A “mission” statement has a unique ability to focus the efforts of every employee in the company if and only if it is designed well and is implemented with a singular focus that places it above all the daily firefights at the company. Doing “good” in the typical employee’s day is insufficient for the firm to truly set itself apart from the rest of its competitors. What one employee believes is “good” may exactly counter the efforts of another employee’s interpretation of “good”. On even a small scale, this creates a situation where everyone is working extremely hard and yet the organization seems to achieve only average returns.

The Importance of Direction

An organization of people exists to accomplish what the individual cannot accomplish alone. The most pressing issue that develops as the organization grows is one of coordination. As was pointed out many years ago by Henry Mintzberg in his definitive book on structuring organizations, the issue of coordination is the continual struggle to get employee effort focused on the unique mission of the organization.

Once you have figured out what constitutes the competitive advantages for the organization, the implementation of that strategy (the competitive advantages) logically begins with a useful, focused mission (grounded in those advantages) that every individual in the company can use to make decisions. Well trained, motivated employees absent an effective unifying mission will head in the direction that “they” believe is the best for the company. This may or may not align with the focus of the top management team.
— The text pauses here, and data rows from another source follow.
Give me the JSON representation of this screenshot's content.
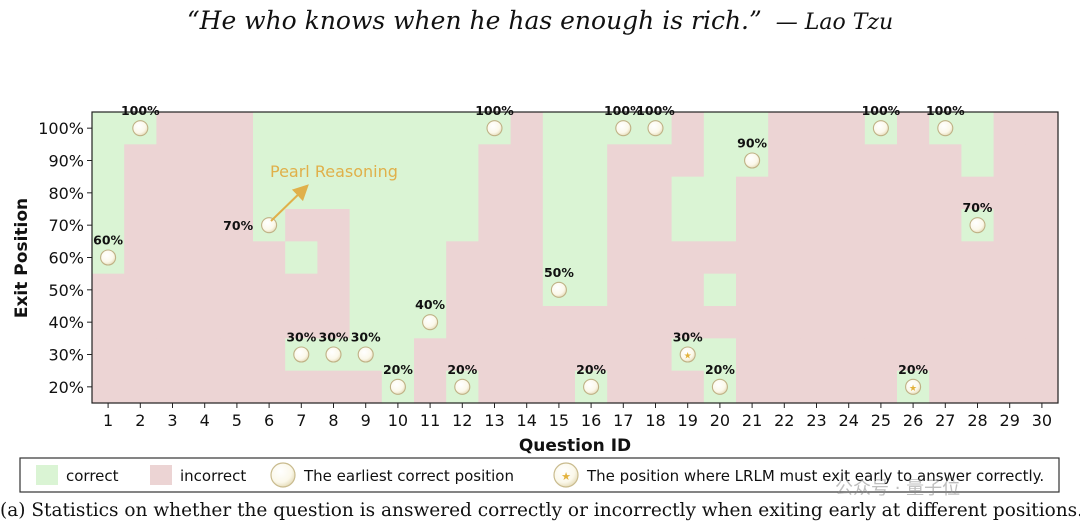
{
  "header": {
    "quote": "“He who knows when he has enough is rich.”",
    "author": "— Lao Tzu"
  },
  "caption": "(a) Statistics on whether the question is answered correctly or incorrectly when exiting early at different positions.",
  "annotation": {
    "text": "Pearl Reasoning",
    "points_to_question": 6,
    "points_to_exit": 70
  },
  "legend": {
    "correct": "correct",
    "incorrect": "incorrect",
    "earliest": "The earliest correct position",
    "must_exit": "The position where LRLM must exit early to answer correctly."
  },
  "watermark": "公众号 · 量子位",
  "colors": {
    "correct": "#daf4d4",
    "incorrect": "#ecd4d4",
    "annotation": "#e0b04a"
  },
  "chart_data": {
    "type": "heatmap",
    "xlabel": "Question ID",
    "ylabel": "Exit Position",
    "x": [
      1,
      2,
      3,
      4,
      5,
      6,
      7,
      8,
      9,
      10,
      11,
      12,
      13,
      14,
      15,
      16,
      17,
      18,
      19,
      20,
      21,
      22,
      23,
      24,
      25,
      26,
      27,
      28,
      29,
      30
    ],
    "y": [
      "20%",
      "30%",
      "40%",
      "50%",
      "60%",
      "70%",
      "80%",
      "90%",
      "100%"
    ],
    "y_ticks": [
      "100%",
      "90%",
      "80%",
      "70%",
      "60%",
      "50%",
      "40%",
      "30%",
      "20%"
    ],
    "x_ticks": [
      "1",
      "2",
      "3",
      "4",
      "5",
      "6",
      "7",
      "8",
      "9",
      "10",
      "11",
      "12",
      "13",
      "14",
      "15",
      "16",
      "17",
      "18",
      "19",
      "20",
      "21",
      "22",
      "23",
      "24",
      "25",
      "26",
      "27",
      "28",
      "29",
      "30"
    ],
    "correct_by_question": [
      [
        60,
        70,
        80,
        90,
        100
      ],
      [
        100
      ],
      [],
      [],
      [],
      [
        70,
        80,
        90,
        100
      ],
      [
        30,
        60,
        80,
        90,
        100
      ],
      [
        30,
        80,
        90,
        100
      ],
      [
        30,
        40,
        50,
        60,
        70,
        80,
        90,
        100
      ],
      [
        20,
        30,
        40,
        50,
        60,
        70,
        80,
        90,
        100
      ],
      [
        40,
        50,
        60,
        70,
        80,
        90,
        100
      ],
      [
        20,
        70,
        80,
        90,
        100
      ],
      [
        100
      ],
      [],
      [
        50,
        60,
        70,
        80,
        90,
        100
      ],
      [
        20,
        50,
        60,
        70,
        80,
        90,
        100
      ],
      [
        100
      ],
      [
        100
      ],
      [
        30,
        70,
        80
      ],
      [
        20,
        30,
        50,
        70,
        80,
        90,
        100
      ],
      [
        90,
        100
      ],
      [],
      [],
      [],
      [
        100
      ],
      [
        20
      ],
      [
        100
      ],
      [
        70,
        90,
        100
      ],
      [],
      []
    ],
    "earliest_correct": [
      {
        "q": 1,
        "exit": 60,
        "label": "60%"
      },
      {
        "q": 2,
        "exit": 100,
        "label": "100%"
      },
      {
        "q": 6,
        "exit": 70,
        "label": "70%"
      },
      {
        "q": 7,
        "exit": 30,
        "label": "30%"
      },
      {
        "q": 8,
        "exit": 30,
        "label": "30%"
      },
      {
        "q": 9,
        "exit": 30,
        "label": "30%"
      },
      {
        "q": 10,
        "exit": 20,
        "label": "20%"
      },
      {
        "q": 11,
        "exit": 40,
        "label": "40%"
      },
      {
        "q": 12,
        "exit": 20,
        "label": "20%"
      },
      {
        "q": 13,
        "exit": 100,
        "label": "100%"
      },
      {
        "q": 15,
        "exit": 50,
        "label": "50%"
      },
      {
        "q": 16,
        "exit": 20,
        "label": "20%"
      },
      {
        "q": 17,
        "exit": 100,
        "label": "100%"
      },
      {
        "q": 18,
        "exit": 100,
        "label": "100%"
      },
      {
        "q": 19,
        "exit": 30,
        "label": "30%",
        "must_exit": true
      },
      {
        "q": 20,
        "exit": 20,
        "label": "20%"
      },
      {
        "q": 21,
        "exit": 90,
        "label": "90%"
      },
      {
        "q": 25,
        "exit": 100,
        "label": "100%"
      },
      {
        "q": 26,
        "exit": 20,
        "label": "20%",
        "must_exit": true
      },
      {
        "q": 27,
        "exit": 100,
        "label": "100%"
      },
      {
        "q": 28,
        "exit": 70,
        "label": "70%"
      }
    ]
  }
}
A Naval Ship vs. A Corporation

My father was a Navy ship commander in the Second World War. Once he received his orders, the entire crew was put to the task of attaining success in the mission. He depended upon each crew member being an expert in their particular task and yet he also depended upon all of them working together to accomplish the mission that he laid before them.
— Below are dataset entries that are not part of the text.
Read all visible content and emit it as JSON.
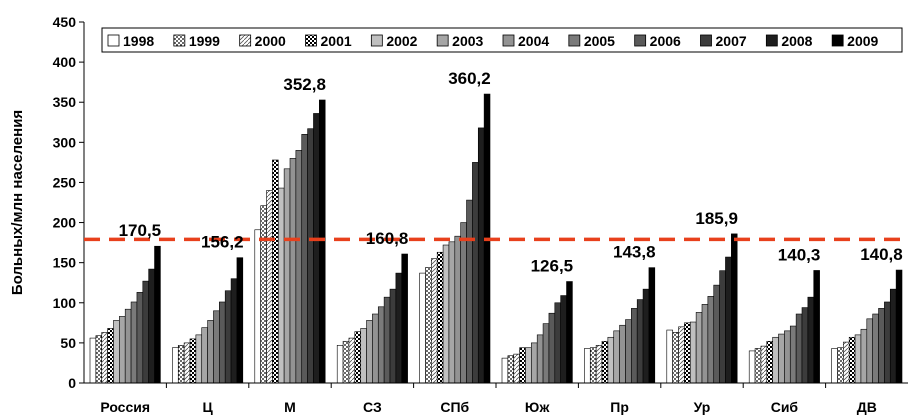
{
  "chart_data": {
    "type": "bar",
    "title": "",
    "xlabel": "",
    "ylabel": "Больных/млн населения",
    "ylim": [
      0,
      450
    ],
    "yticks": [
      0,
      50,
      100,
      150,
      200,
      250,
      300,
      350,
      400,
      450
    ],
    "grid": false,
    "legend_position": "top",
    "reference_line": {
      "value": 179,
      "color": "#e8401c",
      "style": "dashed"
    },
    "categories": [
      "Россия",
      "Ц",
      "М",
      "СЗ",
      "СПб",
      "Юж",
      "Пр",
      "Ур",
      "Сиб",
      "ДВ"
    ],
    "series": [
      {
        "name": "1998",
        "fill": "#ffffff",
        "pattern": "none",
        "values": [
          56,
          44,
          191,
          47,
          137,
          31,
          43,
          66,
          40,
          43
        ]
      },
      {
        "name": "1999",
        "fill": "#ffffff",
        "pattern": "dots",
        "values": [
          59,
          47,
          221,
          52,
          144,
          34,
          44,
          63,
          43,
          44
        ]
      },
      {
        "name": "2000",
        "fill": "#ffffff",
        "pattern": "diag",
        "values": [
          63,
          50,
          240,
          56,
          155,
          36,
          47,
          70,
          46,
          51
        ]
      },
      {
        "name": "2001",
        "fill": "#404040",
        "pattern": "checker",
        "values": [
          68,
          55,
          278,
          64,
          163,
          44,
          52,
          75,
          52,
          57
        ]
      },
      {
        "name": "2002",
        "fill": "#c0c0c0",
        "pattern": "none",
        "values": [
          78,
          60,
          243,
          68,
          172,
          44,
          57,
          76,
          57,
          60
        ]
      },
      {
        "name": "2003",
        "fill": "#a6a6a6",
        "pattern": "none",
        "values": [
          83,
          69,
          267,
          78,
          176,
          50,
          65,
          88,
          61,
          67
        ]
      },
      {
        "name": "2004",
        "fill": "#939393",
        "pattern": "none",
        "values": [
          92,
          78,
          280,
          86,
          183,
          60,
          72,
          98,
          65,
          80
        ]
      },
      {
        "name": "2005",
        "fill": "#7a7a7a",
        "pattern": "none",
        "values": [
          101,
          90,
          290,
          95,
          200,
          74,
          79,
          108,
          71,
          86
        ]
      },
      {
        "name": "2006",
        "fill": "#5a5a5a",
        "pattern": "none",
        "values": [
          113,
          101,
          310,
          107,
          228,
          87,
          93,
          122,
          86,
          93
        ]
      },
      {
        "name": "2007",
        "fill": "#3c3c3c",
        "pattern": "none",
        "values": [
          127,
          115,
          317,
          117,
          275,
          100,
          104,
          140,
          94,
          101
        ]
      },
      {
        "name": "2008",
        "fill": "#1e1e1e",
        "pattern": "none",
        "values": [
          142,
          130,
          336,
          137,
          318,
          109,
          117,
          157,
          107,
          117
        ]
      },
      {
        "name": "2009",
        "fill": "#000000",
        "pattern": "none",
        "values": [
          170.5,
          156.2,
          352.8,
          160.8,
          360.2,
          126.5,
          143.8,
          185.9,
          140.3,
          140.8
        ]
      }
    ],
    "data_labels": [
      "170,5",
      "156,2",
      "352,8",
      "160,8",
      "360,2",
      "126,5",
      "143,8",
      "185,9",
      "140,3",
      "140,8"
    ]
  }
}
Imagine if you will the typical corporate scenario at play aboard this naval war ship. We don’t know exactly where we’re going, but we want to be very efficient. We hire good people and tell them to “do good”. Each area of the ship is concerned only with improving their own operations and arguing in meetings that their needs are supreme. Each area of the ship receives award after award for their outstanding performance, but the ship wanders the seas.
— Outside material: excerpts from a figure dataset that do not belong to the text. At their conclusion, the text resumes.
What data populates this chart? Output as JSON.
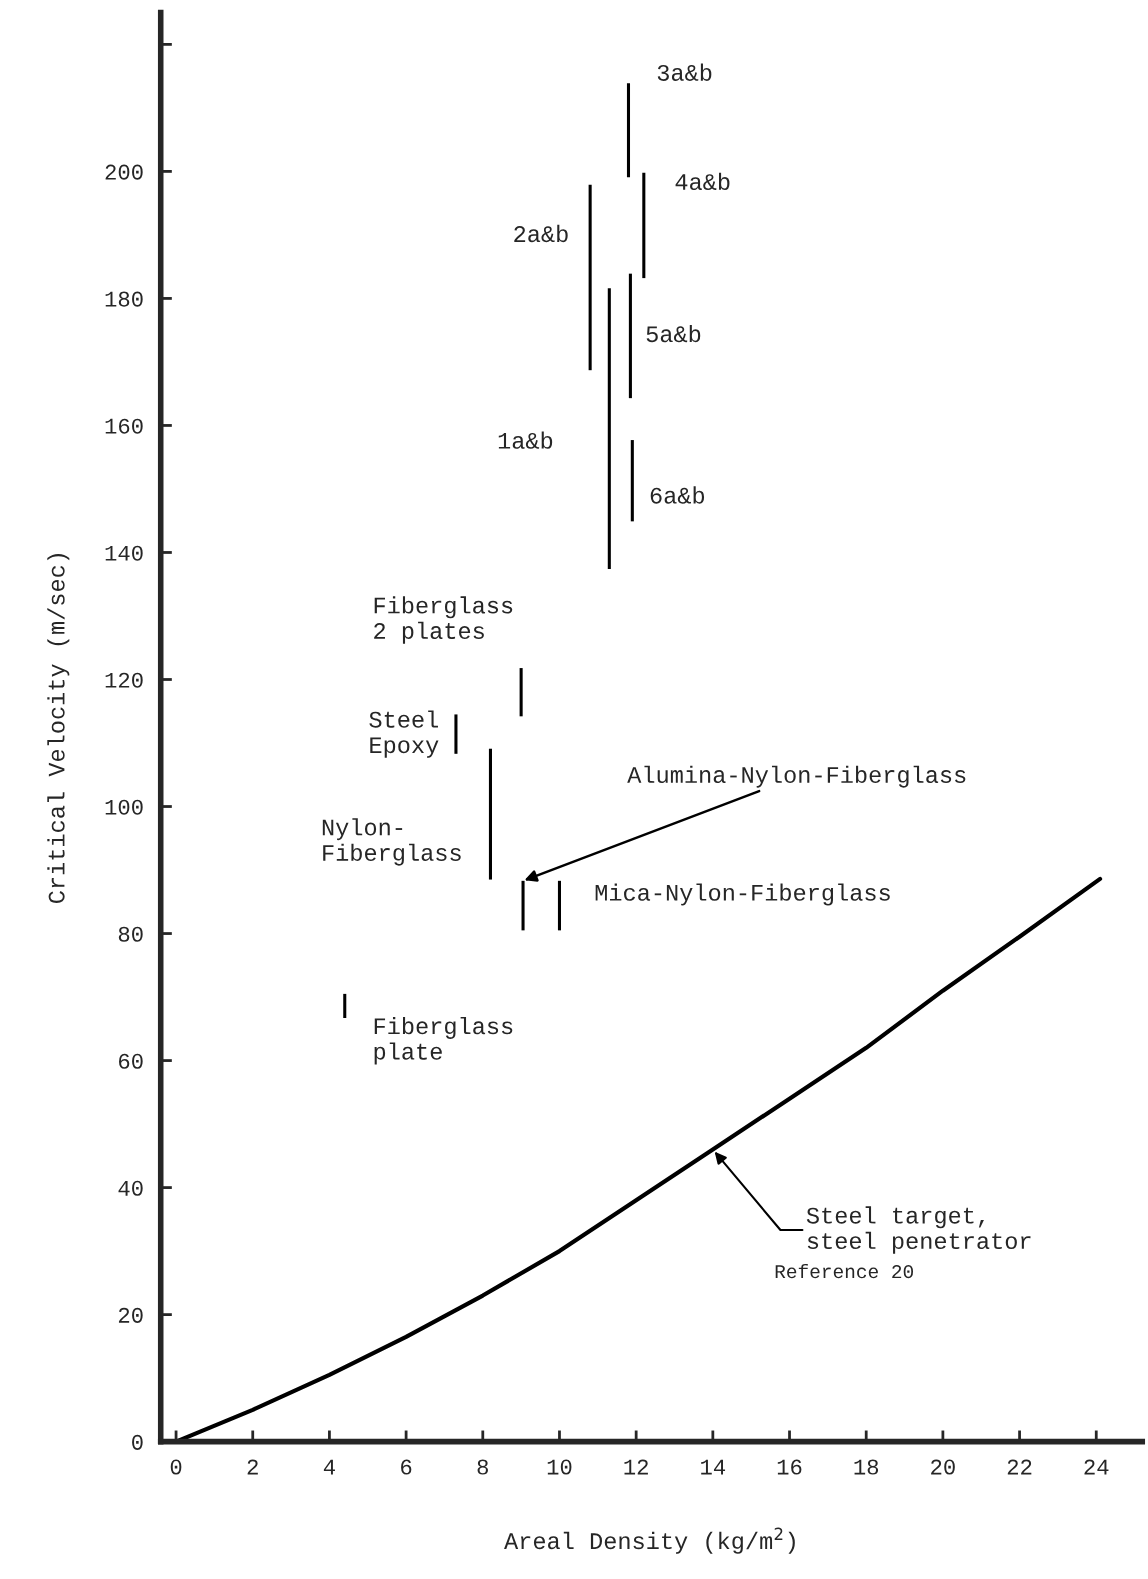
{
  "chart_data": {
    "type": "bar",
    "xlabel": "Areal Density (kg/m$^{2}$)",
    "ylabel": "Critical Velocity (m/sec)",
    "xlim": [
      -0.4,
      25.2
    ],
    "ylim": [
      0,
      225
    ],
    "xticks": [
      0,
      2,
      4,
      6,
      8,
      10,
      12,
      14,
      16,
      18,
      20,
      22,
      24
    ],
    "yticks": [
      0,
      20,
      40,
      60,
      80,
      100,
      120,
      140,
      160,
      180,
      200,
      {
        "value": 220,
        "label": null
      }
    ],
    "grid": false,
    "legend": false,
    "marker": "none",
    "series": [
      {
        "color": "#000000",
        "x": [
          4.4,
          7.3,
          8.2,
          9.0,
          9.05,
          10.0,
          10.8,
          11.3,
          11.8,
          11.85,
          11.9,
          12.2
        ],
        "base": [
          66.7,
          108.3,
          88.5,
          114.2,
          80.5,
          80.5,
          168.7,
          137.4,
          199.1,
          164.3,
          144.9,
          183.2
        ],
        "values": [
          3.8,
          6.2,
          20.6,
          7.6,
          7.8,
          7.8,
          29.2,
          44.2,
          14.8,
          19.6,
          12.8,
          16.6
        ]
      },
      {
        "type": "line",
        "color": "#000000",
        "line_style": "solid",
        "x": [
          0,
          2,
          4,
          6,
          8,
          10,
          12,
          14,
          16,
          18,
          20,
          22,
          24.1
        ],
        "values": [
          0,
          5,
          10.5,
          16.5,
          23,
          30,
          38,
          46,
          54,
          62,
          71,
          79.5,
          88.6
        ]
      }
    ],
    "annotations": [
      {
        "text": "3a&b",
        "x": 11.8,
        "y": 206.5
      },
      {
        "text": "4a&b",
        "x": 12.2,
        "y": 191.5
      },
      {
        "text": "2a&b",
        "x": 10.8,
        "y": 183.3
      },
      {
        "text": "1a&b",
        "x": 11.3,
        "y": 159.5
      },
      {
        "text": "5a&b",
        "x": 11.8,
        "y": 174.1
      },
      {
        "text": "6a&b",
        "x": 11.9,
        "y": 151.3
      },
      {
        "text": "Fiberglass\n2 plates",
        "x": 9.0,
        "y": 118.0
      },
      {
        "text": "Steel\nEpoxy",
        "x": 7.3,
        "y": 111.4
      },
      {
        "text": "Nylon-\nFiberglass",
        "x": 8.2,
        "y": 98.8
      },
      {
        "text": "Alumina-Nylon-Fiberglass",
        "x": 9.05,
        "y": 88.3
      },
      {
        "text": "Mica-Nylon-Fiberglass",
        "x": 10.0,
        "y": 84.4
      },
      {
        "text": "Fiberglass\nplate",
        "x": 4.4,
        "y": 68.6
      },
      {
        "text": "Steel target,\nsteel penetrator",
        "x": 14,
        "y": 46
      },
      "Reference 20"
    ]
  }
}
In a long history of looking at Mission Statements, researchers and practitioners have almost universally acknowledged the value of a singular mission as a driving force for companies and yet have been inconsistent in advising what a great mission statement might look like.

The culmination of all the studies completed in this area, along with almost 20 years of assisting companies design effective mission statements has led me to the development of a 5-point approach to creating an effective mission statement. These five points should drive the “art” of designing a quality statement.

The Five Keys to Designing a Mission Statement

  1. Short – Does it fit on a coffee mug?

  2. Simple – Something that everyone in the company can learn and understand.

  3. Directional - Guides every individual in the company every day.

  4. Actionable - Tells everyone exactly what the company does and what it does not do.

  5. Measurable - Must be able to develop a metric for every part of the statement.

 

Remember: It is not that the cats are doing anything inherently wrong, they are just being cats and they will not get to any “end” as a group unless they are given a goal, a reason, and a reward.